Mexico City "Mystery Man", mistakenly identified as Oswald

  • A torrent of cables, memos, and other documents have been released on the "Oswald" trip to Mexico City affair. Besides showing that Oswald was impersonated in phone calls to the Soviet Embassy, these documents show that the tapes were part of a broader effort, involving CIA officers, to implicate Oswald in a Cuban or Soviet conspiracy. There are also disturbing indications that the documentary record now available has been tampered with. For instance, there is reason to believe that one "Oswald" phone call was of a more sinister nature than any of the relatively innocuous transcripts now public. The many incredible details of these files and the stories they tell cannot be adequately presented in such a short space—see The Framing of Oswald topic.

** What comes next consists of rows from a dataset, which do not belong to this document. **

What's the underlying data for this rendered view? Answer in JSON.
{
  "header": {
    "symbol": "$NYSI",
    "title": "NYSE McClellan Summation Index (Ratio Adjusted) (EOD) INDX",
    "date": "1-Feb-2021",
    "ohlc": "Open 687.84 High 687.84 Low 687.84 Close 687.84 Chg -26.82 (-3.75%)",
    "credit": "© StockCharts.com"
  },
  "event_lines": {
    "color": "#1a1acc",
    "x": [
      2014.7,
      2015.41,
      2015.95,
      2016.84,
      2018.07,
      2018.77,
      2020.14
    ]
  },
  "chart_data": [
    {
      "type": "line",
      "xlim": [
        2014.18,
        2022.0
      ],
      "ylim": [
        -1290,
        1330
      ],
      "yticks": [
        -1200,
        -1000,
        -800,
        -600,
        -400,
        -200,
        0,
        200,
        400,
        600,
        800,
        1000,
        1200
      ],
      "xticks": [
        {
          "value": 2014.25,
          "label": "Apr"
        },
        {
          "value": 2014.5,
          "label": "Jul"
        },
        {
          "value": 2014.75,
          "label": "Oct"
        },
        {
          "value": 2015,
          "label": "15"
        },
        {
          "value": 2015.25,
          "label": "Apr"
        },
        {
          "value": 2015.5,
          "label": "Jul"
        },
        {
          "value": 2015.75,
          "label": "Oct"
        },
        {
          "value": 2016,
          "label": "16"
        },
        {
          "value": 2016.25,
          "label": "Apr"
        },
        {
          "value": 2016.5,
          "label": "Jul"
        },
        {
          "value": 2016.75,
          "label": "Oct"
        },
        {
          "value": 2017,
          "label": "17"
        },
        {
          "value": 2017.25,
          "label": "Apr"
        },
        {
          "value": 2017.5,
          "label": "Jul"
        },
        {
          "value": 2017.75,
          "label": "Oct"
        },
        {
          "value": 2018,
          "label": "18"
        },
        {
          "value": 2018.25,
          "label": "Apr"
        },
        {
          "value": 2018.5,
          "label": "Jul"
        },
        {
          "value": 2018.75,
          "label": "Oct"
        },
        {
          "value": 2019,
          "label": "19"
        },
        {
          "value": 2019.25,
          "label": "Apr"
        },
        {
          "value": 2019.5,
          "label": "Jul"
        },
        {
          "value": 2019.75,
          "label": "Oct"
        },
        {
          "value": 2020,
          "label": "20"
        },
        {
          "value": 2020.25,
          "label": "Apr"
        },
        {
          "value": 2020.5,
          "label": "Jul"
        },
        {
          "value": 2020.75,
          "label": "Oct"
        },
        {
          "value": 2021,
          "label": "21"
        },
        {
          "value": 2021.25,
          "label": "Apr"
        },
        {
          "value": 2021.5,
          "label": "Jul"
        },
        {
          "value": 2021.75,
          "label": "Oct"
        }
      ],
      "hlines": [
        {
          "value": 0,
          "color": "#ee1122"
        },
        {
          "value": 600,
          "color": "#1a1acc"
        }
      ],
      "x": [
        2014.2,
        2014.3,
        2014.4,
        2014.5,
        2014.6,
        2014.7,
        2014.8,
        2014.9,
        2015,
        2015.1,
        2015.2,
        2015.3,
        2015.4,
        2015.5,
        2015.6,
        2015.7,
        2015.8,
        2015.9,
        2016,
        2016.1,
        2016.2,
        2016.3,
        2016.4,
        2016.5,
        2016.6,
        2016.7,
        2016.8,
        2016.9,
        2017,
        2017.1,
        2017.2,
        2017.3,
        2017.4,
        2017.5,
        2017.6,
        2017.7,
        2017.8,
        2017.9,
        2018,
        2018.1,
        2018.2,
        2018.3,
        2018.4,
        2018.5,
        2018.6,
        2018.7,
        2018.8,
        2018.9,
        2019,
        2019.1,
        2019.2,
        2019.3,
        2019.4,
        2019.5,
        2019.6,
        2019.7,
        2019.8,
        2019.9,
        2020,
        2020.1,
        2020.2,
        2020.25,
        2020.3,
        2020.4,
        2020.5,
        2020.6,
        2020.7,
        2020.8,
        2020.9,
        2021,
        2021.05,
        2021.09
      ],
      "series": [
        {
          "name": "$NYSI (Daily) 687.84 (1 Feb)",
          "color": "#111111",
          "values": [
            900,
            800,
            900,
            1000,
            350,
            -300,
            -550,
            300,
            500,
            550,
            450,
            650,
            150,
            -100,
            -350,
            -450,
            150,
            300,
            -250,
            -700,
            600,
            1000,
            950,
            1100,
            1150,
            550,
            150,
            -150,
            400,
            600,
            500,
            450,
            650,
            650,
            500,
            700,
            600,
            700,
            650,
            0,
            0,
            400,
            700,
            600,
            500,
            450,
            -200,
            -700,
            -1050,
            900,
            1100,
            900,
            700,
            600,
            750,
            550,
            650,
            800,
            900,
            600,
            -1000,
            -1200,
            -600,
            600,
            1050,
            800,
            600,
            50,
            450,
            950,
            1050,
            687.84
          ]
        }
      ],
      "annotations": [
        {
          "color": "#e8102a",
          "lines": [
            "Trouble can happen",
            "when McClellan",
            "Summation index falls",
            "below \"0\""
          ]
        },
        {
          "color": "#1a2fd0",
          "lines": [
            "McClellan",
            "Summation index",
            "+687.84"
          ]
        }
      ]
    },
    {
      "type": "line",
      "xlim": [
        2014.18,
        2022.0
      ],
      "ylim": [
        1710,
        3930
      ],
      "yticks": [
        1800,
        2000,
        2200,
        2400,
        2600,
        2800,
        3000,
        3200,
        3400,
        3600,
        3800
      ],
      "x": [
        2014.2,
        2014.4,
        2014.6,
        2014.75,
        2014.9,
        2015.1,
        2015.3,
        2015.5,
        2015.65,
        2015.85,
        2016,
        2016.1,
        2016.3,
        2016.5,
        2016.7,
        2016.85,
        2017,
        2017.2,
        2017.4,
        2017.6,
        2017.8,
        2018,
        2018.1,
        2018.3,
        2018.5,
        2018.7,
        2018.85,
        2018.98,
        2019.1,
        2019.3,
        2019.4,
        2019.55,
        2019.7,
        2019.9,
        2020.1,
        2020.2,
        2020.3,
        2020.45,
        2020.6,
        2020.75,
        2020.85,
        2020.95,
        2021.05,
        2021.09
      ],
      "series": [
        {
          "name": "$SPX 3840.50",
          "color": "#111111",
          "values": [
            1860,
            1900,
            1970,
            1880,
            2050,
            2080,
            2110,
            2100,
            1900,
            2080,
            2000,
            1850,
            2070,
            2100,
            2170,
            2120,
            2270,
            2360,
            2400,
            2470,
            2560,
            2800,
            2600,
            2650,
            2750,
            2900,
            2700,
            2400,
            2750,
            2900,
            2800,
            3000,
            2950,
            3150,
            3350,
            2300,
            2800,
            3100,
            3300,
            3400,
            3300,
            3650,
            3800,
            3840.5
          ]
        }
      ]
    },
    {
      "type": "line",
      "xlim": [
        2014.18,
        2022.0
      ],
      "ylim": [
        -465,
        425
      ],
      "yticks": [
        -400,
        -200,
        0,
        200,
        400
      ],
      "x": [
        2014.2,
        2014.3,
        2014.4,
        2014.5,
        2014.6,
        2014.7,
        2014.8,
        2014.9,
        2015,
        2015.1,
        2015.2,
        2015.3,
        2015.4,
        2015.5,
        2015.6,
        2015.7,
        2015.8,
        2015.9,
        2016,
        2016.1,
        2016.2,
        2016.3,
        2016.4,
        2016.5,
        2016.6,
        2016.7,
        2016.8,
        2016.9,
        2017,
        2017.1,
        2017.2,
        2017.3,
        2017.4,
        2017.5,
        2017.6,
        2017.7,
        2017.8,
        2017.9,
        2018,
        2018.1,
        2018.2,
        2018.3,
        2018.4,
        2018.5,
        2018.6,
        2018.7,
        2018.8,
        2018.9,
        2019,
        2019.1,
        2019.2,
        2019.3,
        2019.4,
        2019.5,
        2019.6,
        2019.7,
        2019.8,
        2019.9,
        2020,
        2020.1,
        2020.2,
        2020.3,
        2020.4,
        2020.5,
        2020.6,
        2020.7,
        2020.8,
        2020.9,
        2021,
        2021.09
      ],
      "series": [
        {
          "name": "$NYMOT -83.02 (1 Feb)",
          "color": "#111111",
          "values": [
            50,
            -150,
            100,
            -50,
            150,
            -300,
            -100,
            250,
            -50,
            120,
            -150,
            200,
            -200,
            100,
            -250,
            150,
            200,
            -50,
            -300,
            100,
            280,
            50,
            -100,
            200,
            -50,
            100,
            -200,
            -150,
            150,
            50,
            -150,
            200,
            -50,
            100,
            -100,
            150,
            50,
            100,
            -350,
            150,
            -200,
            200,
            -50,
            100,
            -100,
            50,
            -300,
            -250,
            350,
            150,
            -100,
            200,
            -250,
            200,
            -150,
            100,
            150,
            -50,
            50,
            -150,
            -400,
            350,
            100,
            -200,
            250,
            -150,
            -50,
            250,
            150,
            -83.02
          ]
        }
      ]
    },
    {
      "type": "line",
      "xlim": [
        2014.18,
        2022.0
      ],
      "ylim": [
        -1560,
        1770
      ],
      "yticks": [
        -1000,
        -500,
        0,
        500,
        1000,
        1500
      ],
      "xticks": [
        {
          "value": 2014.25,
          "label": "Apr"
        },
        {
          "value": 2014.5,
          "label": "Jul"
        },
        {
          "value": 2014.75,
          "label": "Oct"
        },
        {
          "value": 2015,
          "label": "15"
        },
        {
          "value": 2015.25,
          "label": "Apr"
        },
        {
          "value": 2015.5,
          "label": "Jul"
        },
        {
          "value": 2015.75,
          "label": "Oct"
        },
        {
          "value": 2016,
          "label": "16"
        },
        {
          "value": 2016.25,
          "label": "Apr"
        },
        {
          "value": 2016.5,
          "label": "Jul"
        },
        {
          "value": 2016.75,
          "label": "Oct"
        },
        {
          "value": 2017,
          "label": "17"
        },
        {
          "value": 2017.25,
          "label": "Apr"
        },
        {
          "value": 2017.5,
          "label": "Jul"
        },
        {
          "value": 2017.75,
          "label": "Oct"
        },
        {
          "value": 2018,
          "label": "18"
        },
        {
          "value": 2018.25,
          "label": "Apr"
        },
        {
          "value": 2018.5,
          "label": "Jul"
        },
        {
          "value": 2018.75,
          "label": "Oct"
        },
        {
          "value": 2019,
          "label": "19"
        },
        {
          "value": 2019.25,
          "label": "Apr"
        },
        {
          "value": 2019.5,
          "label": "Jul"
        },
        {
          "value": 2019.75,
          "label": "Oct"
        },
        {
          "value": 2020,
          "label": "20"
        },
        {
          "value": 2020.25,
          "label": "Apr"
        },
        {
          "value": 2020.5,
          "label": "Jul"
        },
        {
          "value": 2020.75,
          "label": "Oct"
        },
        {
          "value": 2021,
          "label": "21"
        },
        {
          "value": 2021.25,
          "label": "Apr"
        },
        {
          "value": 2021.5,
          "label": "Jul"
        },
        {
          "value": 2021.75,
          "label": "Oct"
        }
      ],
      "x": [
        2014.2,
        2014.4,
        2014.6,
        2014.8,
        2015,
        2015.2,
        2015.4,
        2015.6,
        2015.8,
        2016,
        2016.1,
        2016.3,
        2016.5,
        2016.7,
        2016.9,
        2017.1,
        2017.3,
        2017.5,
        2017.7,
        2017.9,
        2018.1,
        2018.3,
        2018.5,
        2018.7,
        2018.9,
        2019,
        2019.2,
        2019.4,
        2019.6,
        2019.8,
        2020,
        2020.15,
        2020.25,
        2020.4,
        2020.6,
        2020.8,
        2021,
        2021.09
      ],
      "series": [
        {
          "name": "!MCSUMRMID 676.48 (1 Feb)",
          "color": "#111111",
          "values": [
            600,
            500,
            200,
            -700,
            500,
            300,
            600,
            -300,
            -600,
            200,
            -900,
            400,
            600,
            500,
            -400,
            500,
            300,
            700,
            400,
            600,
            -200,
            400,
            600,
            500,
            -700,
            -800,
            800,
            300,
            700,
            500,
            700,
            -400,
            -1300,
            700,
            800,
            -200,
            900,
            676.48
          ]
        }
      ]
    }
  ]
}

  • New information on foreign policy initiatives regarding both Vietnam and Cuba have begun to alter the Kennedy-era history of that time. The Pentagon Papers, published in the early 1970s, had curiously sparse information from 1963. That gap has now been filled—with detailed plans for the withdrawal of U.S. forces. More information has also come to light on a "second track" of accomodation with Castro's Cuba, as well as military plans to stage a fake Cuban provocation as a pretext for invasion. In all, the previously-secret records add weight to the thesis that, after the Missile Crisis at least, the Kennedy administration was moving toward peace and detente with the Soviet Union.

The list given above is the tip of a very large iceberg, and is hardly meant to be comprehensive. There is much for researchers to chew upon. Whether it is possible to make sense of the vast contradictory record, to pull all the threads together into a coherent narrative, is as yet unknown. The fact that the murder was never honestly investigated by the federal government with all its vast powers is a sad legacy, as armchair analysts can't subpoena witnesses and use the other tools which are needed to really solve such a crime. And at this late date, with most of the participants and witnesses dead or soon to be so, even the exceedingly unlikely event of a new investigation would set upon a trail long gone cold. Armchair analysts are all that remain, but what a wealth of material they have to work with. This website is devoted to highlighting and analyzing the assassination's documentary base, in particular the amazing new releases. Perhaps more importantly, its goal is to supply these documents in accessible electronic form to a new generation of scholars.